Netanjahu dementierte unterdessen einen Bericht der israelischen Zeitung "Haaretz". Die Zeitung hatte unter Berufung auf nicht namentlich genannte Soldaten berichtet, Kommandeure hätten den Befehl erteilt, auf Zivilisten an den Verteilzentren im Gazastreifen zu schießen. Netanjahu wies diese Darstellung zusammen mit Verteidigungsminister Israel Katz "kategorisch" zurück und sprach von "böswilligen Lügen".

Ärzte ohne Grenzen erklärte jedoch, die Teams der Hilfsorganisation behandelten im Gazastreifen "jeden Tag" Menschen, die bei dem Versuch, an den GHF-Verteilstellen Lebensmittel zu bekommen, "verletzt oder getötet werden". Der Notfallkoordinator von Ärzte ohne Grenzen in Gaza, Aitor Zabalgogeazkoa, berichtete, die vier Verteilungsstellen befänden sich alle in Gebieten, die von der israelischen Armee kontrolliert werden. Sie seien von Wachposten und Stacheldraht umgeben.

"Kommen die Menschen früh zu den Verteilzentren und nähern sie sich ihnen, wird auf sie geschossen. Kommen sie pünktlich an, sind es aber zu viele und springen sie über die Absperrungen, wird auf sie geschossen. Kommen sie zu spät, dann dürfen sie nicht mehr dort sein und es wird auf sie geschossen", schilderte Zabalgogeazkoa. Es kritisierte auch die langen Wege zu den Verteilstellen. Frauen, Kinder, ältere Menschen und Menschen mit Behinderungen hätten daher kaum Zugang zu Hilfsgütern.
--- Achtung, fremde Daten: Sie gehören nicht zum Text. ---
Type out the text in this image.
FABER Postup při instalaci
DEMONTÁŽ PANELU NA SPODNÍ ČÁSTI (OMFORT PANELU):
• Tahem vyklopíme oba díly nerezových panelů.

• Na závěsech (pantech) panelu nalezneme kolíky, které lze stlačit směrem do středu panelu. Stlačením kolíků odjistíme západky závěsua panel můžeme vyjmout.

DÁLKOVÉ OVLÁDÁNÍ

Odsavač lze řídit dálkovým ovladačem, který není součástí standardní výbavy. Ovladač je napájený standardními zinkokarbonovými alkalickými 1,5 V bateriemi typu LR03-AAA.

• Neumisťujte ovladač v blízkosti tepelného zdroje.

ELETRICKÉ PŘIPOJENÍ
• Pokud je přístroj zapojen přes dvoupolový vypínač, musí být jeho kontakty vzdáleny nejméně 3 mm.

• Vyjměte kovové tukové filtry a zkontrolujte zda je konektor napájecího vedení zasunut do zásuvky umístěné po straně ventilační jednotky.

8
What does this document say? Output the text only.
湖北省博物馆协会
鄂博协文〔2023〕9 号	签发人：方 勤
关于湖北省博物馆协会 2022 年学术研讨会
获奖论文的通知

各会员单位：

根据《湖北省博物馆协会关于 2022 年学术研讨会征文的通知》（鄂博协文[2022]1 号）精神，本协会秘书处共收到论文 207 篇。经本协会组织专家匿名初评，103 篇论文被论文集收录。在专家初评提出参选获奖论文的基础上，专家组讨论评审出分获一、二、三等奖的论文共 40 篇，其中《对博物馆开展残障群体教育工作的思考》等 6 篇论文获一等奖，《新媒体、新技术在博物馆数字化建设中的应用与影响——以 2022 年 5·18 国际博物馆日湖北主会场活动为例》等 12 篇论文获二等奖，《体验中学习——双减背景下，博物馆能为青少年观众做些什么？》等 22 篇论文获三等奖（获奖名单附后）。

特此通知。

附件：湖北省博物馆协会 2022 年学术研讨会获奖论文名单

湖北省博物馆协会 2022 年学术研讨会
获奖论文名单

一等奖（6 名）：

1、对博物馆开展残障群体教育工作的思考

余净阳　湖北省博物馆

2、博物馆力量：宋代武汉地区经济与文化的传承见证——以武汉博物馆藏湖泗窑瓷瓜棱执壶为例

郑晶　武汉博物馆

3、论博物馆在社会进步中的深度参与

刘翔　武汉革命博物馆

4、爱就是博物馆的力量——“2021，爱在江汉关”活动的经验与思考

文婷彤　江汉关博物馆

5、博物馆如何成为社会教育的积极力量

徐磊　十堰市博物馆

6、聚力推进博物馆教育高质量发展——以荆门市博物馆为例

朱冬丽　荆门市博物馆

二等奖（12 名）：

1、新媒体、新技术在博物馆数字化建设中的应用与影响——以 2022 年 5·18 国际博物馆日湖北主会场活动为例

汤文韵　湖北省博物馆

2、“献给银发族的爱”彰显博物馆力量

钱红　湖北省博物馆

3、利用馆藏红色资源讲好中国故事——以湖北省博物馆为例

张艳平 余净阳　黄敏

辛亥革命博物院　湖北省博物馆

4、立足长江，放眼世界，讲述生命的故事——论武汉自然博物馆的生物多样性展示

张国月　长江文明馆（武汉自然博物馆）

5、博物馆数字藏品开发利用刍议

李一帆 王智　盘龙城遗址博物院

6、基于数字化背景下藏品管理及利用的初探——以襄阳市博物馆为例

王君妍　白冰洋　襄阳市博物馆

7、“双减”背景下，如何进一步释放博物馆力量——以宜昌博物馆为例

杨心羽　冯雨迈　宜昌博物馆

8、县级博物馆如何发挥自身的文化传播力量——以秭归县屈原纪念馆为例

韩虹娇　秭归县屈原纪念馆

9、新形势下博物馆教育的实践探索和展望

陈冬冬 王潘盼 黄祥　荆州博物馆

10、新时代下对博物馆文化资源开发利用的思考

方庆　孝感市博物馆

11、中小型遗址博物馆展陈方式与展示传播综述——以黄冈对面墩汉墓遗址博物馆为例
Auch die Hilfsorganisation Save the Children fordert ein Ende des Verteilsystems durch die GHF. "Erfahrene Organisationen müssen unverzüglich wieder sichere und effektive Hilfe leisten können", erklärte der Geschäftsführer von Save the Children Deutschland, Florian Westphal.

Israel steht wegen der verheerenden humanitären Lage im Gazastreifen zunehmend unter Druck. Die UNO warnt vor einer Hungersnot im gesamten Gazastreifen. Das UN-Hochkommissariat für Menschenrechte warf Israel "Kriegsverbrechen" vor, weil es Lebensmittel als Waffe einsetze. UN-Generalsekretär António Guterres sagte am Freitag: "Die Menschen werden getötet, weil sie versuchen, sich und ihre Familien zu ernähren." Die Suche nach Essen dürfe aber nicht zum "Todesurteil" werden.